Shit, we’d had fun, me and Joey. Did TJ have any friends like that? There were all his girl friends, of course, and there was this new kid, Zack, and I worried as I laid there, hoping that they were both asleep in their twin beds in TJ’s new room. Shit, at his age if I’d had a room and a buddy over, the air would have been blue.
Next day, I got home as usual, three forty five. TJ was, you guessed it, in the damn kitchen, reading a cookbook. I said hello kind of gruffly, but at least that nancy boy friend of his was nowhere to be seen. I went upstairs, took a crap and had a cigarette, and another one after a nice long shower. I’d decided it was up to me, I was going to have to help my son. I was going to be an example, and I was going to be a pal with him, but that did not mean I was going to start watching old sitcoms. No he was going to have to meet me.
“Thought any more about the swimming lessons?” I asked when I went downstairs.
“No,” TJ said. “Not really.”
“Well let’s say we go for it,” I said. “You’ll like it, you know.”
“Yeah,” he said, turning the page and making smoke notes on a piece of paper.
“It’s good to do stuff,” I said. “Get out of the house, meet some new friends, you know.”
I lit a cigarette as I moved over to the counter and sat down across from him. He looked at me, at my naked chest, at my face, and at the cigarette in my hand. I looked right at him as I sucked in a double drag, inhaling deep. He didn’t flinch as the smoke came out my nose and into his face. No, it didn’t seem to bother him. In fact, he seemed almost interested, watched me as I took another drag on top of that exhale.

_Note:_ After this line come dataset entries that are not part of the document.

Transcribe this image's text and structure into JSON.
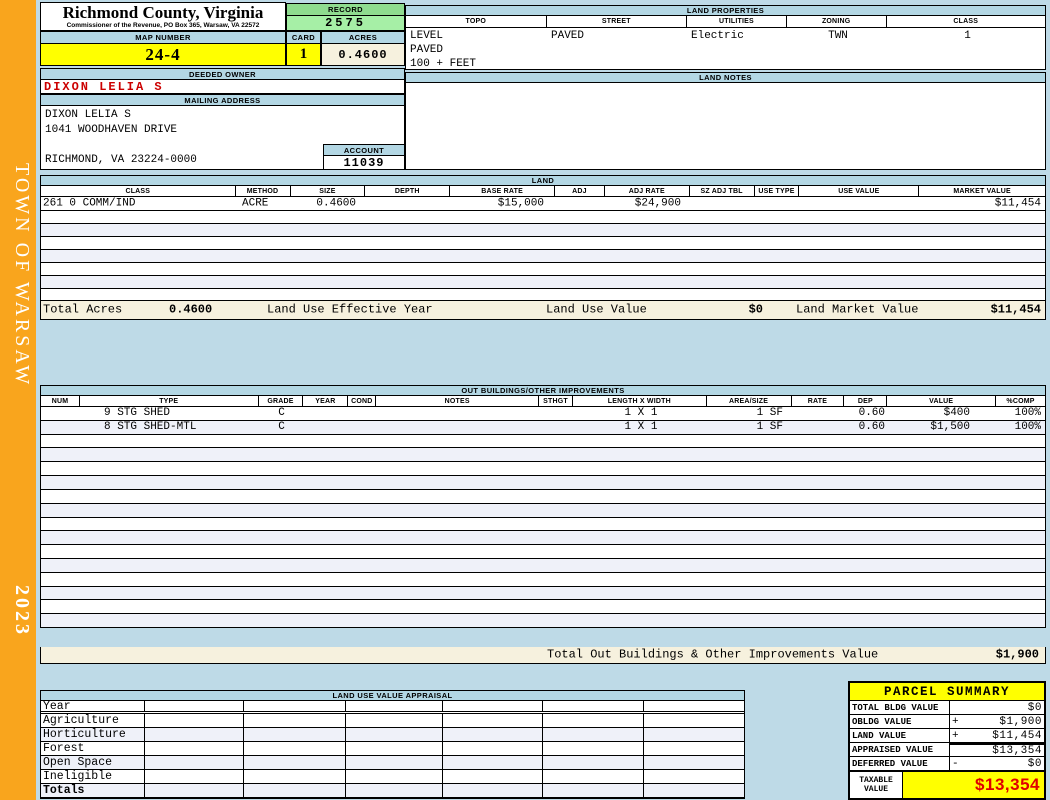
{
  "sidebar": {
    "town_name": "TOWN OF WARSAW",
    "year": "2023"
  },
  "header": {
    "county_title": "Richmond County, Virginia",
    "commissioner_line": "Commissioner of the Revenue, PO Box 365, Warsaw, VA 22572",
    "record_label": "RECORD",
    "record_number": "2575",
    "map_number_label": "MAP NUMBER",
    "map_number": "24-4",
    "card_label": "CARD",
    "card_number": "1",
    "acres_label": "ACRES",
    "acres": "0.4600",
    "deeded_owner_label": "DEEDED OWNER",
    "deeded_owner": "DIXON LELIA S",
    "mailing_address_label": "MAILING ADDRESS",
    "mailing_address_lines": [
      "DIXON LELIA S",
      "1041 WOODHAVEN DRIVE",
      "",
      "RICHMOND, VA 23224-0000"
    ],
    "account_label": "ACCOUNT",
    "account_number": "11039"
  },
  "land_properties": {
    "title": "LAND PROPERTIES",
    "headers": [
      "TOPO",
      "STREET",
      "UTILITIES",
      "ZONING",
      "CLASS"
    ],
    "topo_lines": [
      "LEVEL",
      "PAVED",
      "100 + FEET"
    ],
    "street": "PAVED",
    "utilities": "Electric",
    "zoning": "TWN",
    "class_value": "1"
  },
  "land_notes": {
    "title": "LAND NOTES"
  },
  "land": {
    "title": "LAND",
    "headers": [
      "CLASS",
      "METHOD",
      "SIZE",
      "DEPTH",
      "BASE RATE",
      "ADJ",
      "ADJ RATE",
      "SZ ADJ TBL",
      "USE TYPE",
      "USE VALUE",
      "MARKET VALUE"
    ],
    "rows": [
      {
        "class": "261 0 COMM/IND",
        "method": "ACRE",
        "size": "0.4600",
        "depth": "",
        "base_rate": "$15,000",
        "adj": "",
        "adj_rate": "$24,900",
        "sz_adj_tbl": "",
        "use_type": "",
        "use_value": "",
        "market_value": "$11,454"
      }
    ],
    "totals": {
      "total_acres_label": "Total Acres",
      "total_acres": "0.4600",
      "effective_year_label": "Land Use Effective Year",
      "land_use_value_label": "Land Use Value",
      "land_use_value": "$0",
      "land_market_value_label": "Land Market Value",
      "land_market_value": "$11,454"
    }
  },
  "out_buildings": {
    "title": "OUT BUILDINGS/OTHER IMPROVEMENTS",
    "headers": [
      "NUM",
      "TYPE",
      "GRADE",
      "YEAR",
      "COND",
      "NOTES",
      "STHGT",
      "LENGTH X WIDTH",
      "AREA/SIZE",
      "RATE",
      "DEP",
      "VALUE",
      "%COMP"
    ],
    "rows": [
      {
        "num": "",
        "type": "9 STG SHED",
        "grade": "C",
        "year": "",
        "cond": "",
        "notes": "",
        "sthgt": "",
        "length_width": "1 X 1",
        "area_size": "1 SF",
        "rate": "",
        "dep": "0.60",
        "value": "$400",
        "pct_comp": "100%"
      },
      {
        "num": "",
        "type": "8 STG SHED-MTL",
        "grade": "C",
        "year": "",
        "cond": "",
        "notes": "",
        "sthgt": "",
        "length_width": "1 X 1",
        "area_size": "1 SF",
        "rate": "",
        "dep": "0.60",
        "value": "$1,500",
        "pct_comp": "100%"
      }
    ],
    "total_label": "Total Out Buildings & Other Improvements Value",
    "total_value": "$1,900"
  },
  "land_use_appraisal": {
    "title": "LAND USE VALUE APPRAISAL",
    "row_labels": [
      "Year",
      "Agriculture",
      "Horticulture",
      "Forest",
      "Open Space",
      "Ineligible",
      "Totals"
    ]
  },
  "parcel_summary": {
    "title": "PARCEL SUMMARY",
    "rows": [
      {
        "label": "TOTAL BLDG VALUE",
        "op": "",
        "value": "$0"
      },
      {
        "label": "OBLDG VALUE",
        "op": "+",
        "value": "$1,900"
      },
      {
        "label": "LAND VALUE",
        "op": "+",
        "value": "$11,454"
      },
      {
        "label": "APPRAISED VALUE",
        "op": "",
        "value": "$13,354"
      },
      {
        "label": "DEFERRED VALUE",
        "op": "-",
        "value": "$0"
      }
    ],
    "taxable_label": "TAXABLE VALUE",
    "taxable_value": "$13,354"
  },
  "colors": {
    "sidebar_orange": "#F9A51D",
    "header_blue": "#B3D7E4",
    "record_green": "#8FDC8F",
    "record_green_light": "#A6EFA6",
    "highlight_yellow": "#FFFF00",
    "cream": "#F6F1DE",
    "owner_red": "#CC0000",
    "taxable_red": "#E00000"
  }
}
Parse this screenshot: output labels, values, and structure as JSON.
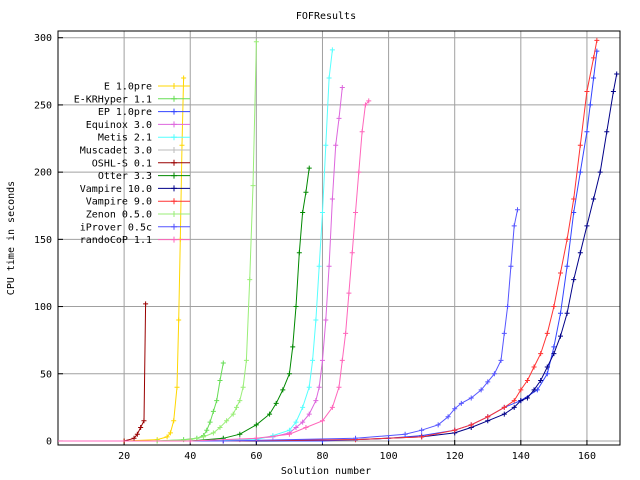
{
  "chart_data": {
    "type": "line",
    "title": "FOFResults",
    "xlabel": "Solution number",
    "ylabel": "CPU time in seconds",
    "xlim": [
      0,
      170
    ],
    "ylim": [
      -3,
      305
    ],
    "x_ticks": [
      20,
      40,
      60,
      80,
      100,
      120,
      140,
      160
    ],
    "y_ticks": [
      0,
      50,
      100,
      150,
      200,
      250,
      300
    ],
    "grid": true,
    "legend_position": "top-left",
    "series": [
      {
        "name": "E 1.0pre",
        "color": "#ffd700",
        "x": [
          0,
          20,
          30,
          33,
          34,
          35,
          36,
          36.5,
          37,
          37.5,
          38
        ],
        "y": [
          0,
          0,
          1,
          3,
          6,
          15,
          40,
          90,
          150,
          220,
          270
        ]
      },
      {
        "name": "E-KRHyper 1.1",
        "color": "#66dd55",
        "x": [
          0,
          30,
          38,
          42,
          44,
          45,
          46,
          47,
          48,
          49,
          50
        ],
        "y": [
          0,
          0,
          1,
          2,
          4,
          8,
          14,
          22,
          30,
          45,
          58
        ]
      },
      {
        "name": "EP 1.0pre",
        "color": "#3344ff",
        "x": [
          0,
          50,
          80,
          100,
          110,
          120,
          125,
          130,
          135,
          140,
          145,
          148,
          150,
          152,
          154,
          156,
          158,
          160,
          161,
          162,
          163
        ],
        "y": [
          0,
          0,
          0,
          2,
          4,
          8,
          12,
          18,
          25,
          30,
          38,
          50,
          70,
          95,
          130,
          170,
          200,
          230,
          250,
          270,
          290
        ]
      },
      {
        "name": "Equinox 3.0",
        "color": "#dd66dd",
        "x": [
          0,
          40,
          55,
          65,
          70,
          72,
          74,
          76,
          78,
          79,
          80,
          81,
          82,
          83,
          84,
          85,
          86
        ],
        "y": [
          0,
          0,
          1,
          3,
          6,
          10,
          14,
          20,
          30,
          40,
          60,
          90,
          130,
          180,
          220,
          240,
          263
        ]
      },
      {
        "name": "Metis 2.1",
        "color": "#55ffff",
        "x": [
          0,
          40,
          60,
          65,
          70,
          72,
          74,
          76,
          77,
          78,
          79,
          80,
          81,
          82,
          83
        ],
        "y": [
          0,
          0,
          1,
          4,
          8,
          14,
          25,
          40,
          60,
          90,
          130,
          170,
          220,
          270,
          291
        ]
      },
      {
        "name": "Muscadet 3.0",
        "color": "#bbbbbb",
        "x": [],
        "y": []
      },
      {
        "name": "OSHL-S 0.1",
        "color": "#990000",
        "x": [
          0,
          20,
          23,
          24,
          25,
          26,
          26.5
        ],
        "y": [
          0,
          0,
          2,
          5,
          10,
          15,
          102
        ]
      },
      {
        "name": "Otter 3.3",
        "color": "#008800",
        "x": [
          0,
          40,
          50,
          55,
          60,
          64,
          66,
          68,
          70,
          71,
          72,
          73,
          74,
          75,
          76
        ],
        "y": [
          0,
          0,
          2,
          5,
          12,
          20,
          28,
          38,
          50,
          70,
          100,
          140,
          170,
          185,
          203
        ]
      },
      {
        "name": "Vampire 10.0",
        "color": "#000088",
        "x": [
          0,
          60,
          90,
          110,
          120,
          125,
          130,
          135,
          138,
          140,
          142,
          144,
          146,
          148,
          150,
          152,
          154,
          156,
          158,
          160,
          162,
          164,
          166,
          168,
          169
        ],
        "y": [
          0,
          0,
          1,
          3,
          6,
          10,
          15,
          20,
          25,
          30,
          32,
          38,
          45,
          55,
          65,
          78,
          95,
          120,
          140,
          160,
          180,
          200,
          230,
          260,
          273
        ]
      },
      {
        "name": "Vampire 9.0",
        "color": "#ff3333",
        "x": [
          0,
          50,
          90,
          110,
          120,
          125,
          130,
          135,
          138,
          140,
          142,
          144,
          146,
          148,
          150,
          152,
          154,
          156,
          158,
          160,
          162,
          163
        ],
        "y": [
          0,
          0,
          1,
          3,
          8,
          12,
          18,
          25,
          30,
          38,
          45,
          55,
          65,
          80,
          100,
          125,
          150,
          180,
          220,
          260,
          285,
          298
        ]
      },
      {
        "name": "Zenon 0.5.0",
        "color": "#99ee77",
        "x": [
          0,
          30,
          40,
          44,
          47,
          49,
          51,
          53,
          54,
          55,
          56,
          57,
          58,
          59,
          60
        ],
        "y": [
          0,
          0,
          1,
          3,
          6,
          10,
          15,
          20,
          25,
          30,
          40,
          60,
          120,
          190,
          297
        ]
      },
      {
        "name": "iProver 0.5c",
        "color": "#5555ff",
        "x": [
          0,
          50,
          90,
          105,
          110,
          115,
          118,
          120,
          122,
          125,
          128,
          130,
          132,
          134,
          135,
          136,
          137,
          138,
          139
        ],
        "y": [
          0,
          0,
          2,
          5,
          8,
          12,
          18,
          24,
          28,
          32,
          38,
          44,
          50,
          60,
          80,
          100,
          130,
          160,
          172
        ]
      },
      {
        "name": "randoCoP 1.1",
        "color": "#ff66bb",
        "x": [
          0,
          40,
          60,
          70,
          75,
          80,
          83,
          85,
          86,
          87,
          88,
          89,
          90,
          91,
          92,
          93,
          94
        ],
        "y": [
          0,
          0,
          2,
          5,
          10,
          15,
          25,
          40,
          60,
          80,
          110,
          140,
          170,
          200,
          230,
          250,
          253
        ]
      }
    ]
  }
}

“Where’s Zack?” I asked. Not that I wasn’t glad that the kid wasn’t there. Timbuktu would have been the best answer I could have heard.
“Um, he had to do some stuff with his mom,” TJ said. “He seems like a nice kid,” I lied. “New in town?”
“No,” said TJ, “I’ve known him since fourth grade.”
“You think he’d be interested in swimming lessons?” I was selling the swimming stuff real hard.
“I doubt it.” TJ looked at me, blue eyes puzzled. I took a short drag off my smoke, felt those eyes watching me hard.
Shit, my kid was a hard read. He was friendly, but the distance between us was bigger than any I’d ever felt with any of my girls. It was like he was from a different planet, or at least a different family.. But maybe it was this family that was the problem. Three sisters, an adoring mother, all outnumbering his hardworking fun loving dad. I stood up, watched him intently reading the recipe and making a list of ingredients. I had to do something. I had to make him a man, or at least a solid boy who would be ready to accept manhood when it came. And I lit up another cigarette.